Getting poked with a needle multiple times at the doctor’s office could become a thing of the past, thanks to an AI-enabled ultrasound imaging system that’s being developed by Fujifilm SonoSite and the Allen Institute for Artificial Intelligence.
The collaboration, announced today, aims to provide better interpretations of ultrasound images with AI, opening the way for new ultrasound applications and enhanced accuracy.
One of the first applications would be to identify blood vessels under the skin, said Vu Ha, technical director at the AI2 Incubator.
“We train deep learning models on ultrasound images, where veins and arteries have been carefully labeled by sonographers,” Ha explained in an email to GeekWire. “When deployed, these trained models would detect vessels and visualize them on the ultrasound screen in real time. Clinicians would then use these visualizations to locate veins with much higher confidence, minimizing the need to poke patients multiple times.”
Ha said visualizing the arteries would show clinicians which spots on the body to avoid when they’re sticking in a hypodermic needle.
Finding the sweet spots for intravenous procedures isn’t a trivial achievement.
“Annually, 20% of the population in the U.S. goes through the painful experience of getting poked three or more times during IV procedures, due to the fact that they have hard-to-find veins,” Ha said. “With an AI-assisted vein detection ultrasound device, this problem can potentially be solved for many millions of patients.”
The collaboration demonstrates how Pacific Northwest connections can pay off: Fujifilm SonoSite, a subsidiary of Japan’s Fujifilm that’s headquartered in Bothell, Wash., reached out to the Seattle-based AI2 Incubator for advice on improving their compact ultrasound imaging systems.
“The AI2 Incubator was a perfect place to look for help in creating breakthrough technology,” Rich Fabian, SonoSite’s president and chief operating officer, said in a news release. “They have the type of talent that is hard to recruit, combined with the hunger of a startup. We look forward to collaborating more.”

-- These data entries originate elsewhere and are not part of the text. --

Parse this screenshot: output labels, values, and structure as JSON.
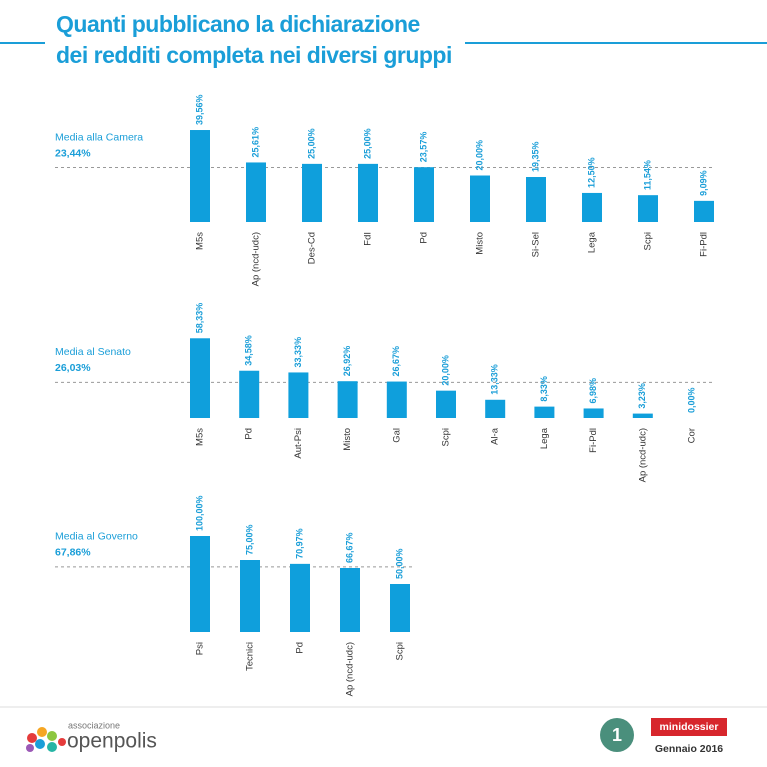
{
  "header": {
    "title": [
      "Quanti pubblicano la dichiarazione",
      "dei redditi completa nei diversi gruppi"
    ]
  },
  "chart_data": [
    {
      "type": "bar",
      "color": "#0f9fdc",
      "average": {
        "label": "Media alla Camera",
        "value": 23.44,
        "value_label": "23,44%"
      },
      "categories": [
        "M5s",
        "Ap (ncd-udc)",
        "Des-Cd",
        "FdI",
        "Pd",
        "Misto",
        "Si-Sel",
        "Lega",
        "Scpi",
        "Fi-Pdl"
      ],
      "values": [
        39.56,
        25.61,
        25.0,
        25.0,
        23.57,
        20.0,
        19.35,
        12.5,
        11.54,
        9.09
      ],
      "value_labels": [
        "39,56%",
        "25,61%",
        "25,00%",
        "25,00%",
        "23,57%",
        "20,00%",
        "19,35%",
        "12,50%",
        "11,54%",
        "9,09%"
      ],
      "ylim": [
        0,
        40
      ]
    },
    {
      "type": "bar",
      "color": "#0f9fdc",
      "average": {
        "label": "Media al Senato",
        "value": 26.03,
        "value_label": "26,03%"
      },
      "categories": [
        "M5s",
        "Pd",
        "Aut-Psi",
        "Misto",
        "Gal",
        "Scpi",
        "Al-a",
        "Lega",
        "Fi-Pdl",
        "Ap (ncd-udc)",
        "Cor"
      ],
      "values": [
        58.33,
        34.58,
        33.33,
        26.92,
        26.67,
        20.0,
        13.33,
        8.33,
        6.98,
        3.23,
        0.0
      ],
      "value_labels": [
        "58,33%",
        "34,58%",
        "33,33%",
        "26,92%",
        "26,67%",
        "20,00%",
        "13,33%",
        "8,33%",
        "6,98%",
        "3,23%",
        "0,00%"
      ],
      "ylim": [
        0,
        60
      ]
    },
    {
      "type": "bar",
      "color": "#0f9fdc",
      "average": {
        "label": "Media al Governo",
        "value": 67.86,
        "value_label": "67,86%"
      },
      "categories": [
        "Psi",
        "Tecnici",
        "Pd",
        "Ap (ncd-udc)",
        "Scpi"
      ],
      "values": [
        100.0,
        75.0,
        70.97,
        66.67,
        50.0
      ],
      "value_labels": [
        "100,00%",
        "75,00%",
        "70,97%",
        "66,67%",
        "50,00%"
      ],
      "ylim": [
        0,
        100
      ]
    }
  ],
  "footer": {
    "association": "associazione",
    "brand": "openpolis",
    "number": "1",
    "series": "minidossier",
    "date": "Gennaio 2016"
  }
}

AI2 plans to apply deep learning and computer vision to a wider range of ultrasound scenarios. “The plan is to incorporate this technology in multiple products at SonoSite,” Ha said.
Ultrasound imaging is significantly more affordable and portable than X-ray imaging, CT scans or PET scans, with none of the downside associated with radiation exposure. “Ultrasound’s comparative disadvantage is its lower image quality, which we aim to address with the use of deep learning,” Ha said.
Artificial intelligence has already been applied to image interpretation for the diagnosis of maladies ranging from malaria to early-stage lung cancer, breast cancer and cervical cancer. AI2 and SonoSite aim to make similar advances in the ultrasound realm.
“The combination of deep learning and medical imaging is very exciting for the future of detection,” said Diku Mandavia, senior vice president and chief medical officer of Fujifilm SonoSite. “Better care and catching anomalies earlier and faster is a core mission.”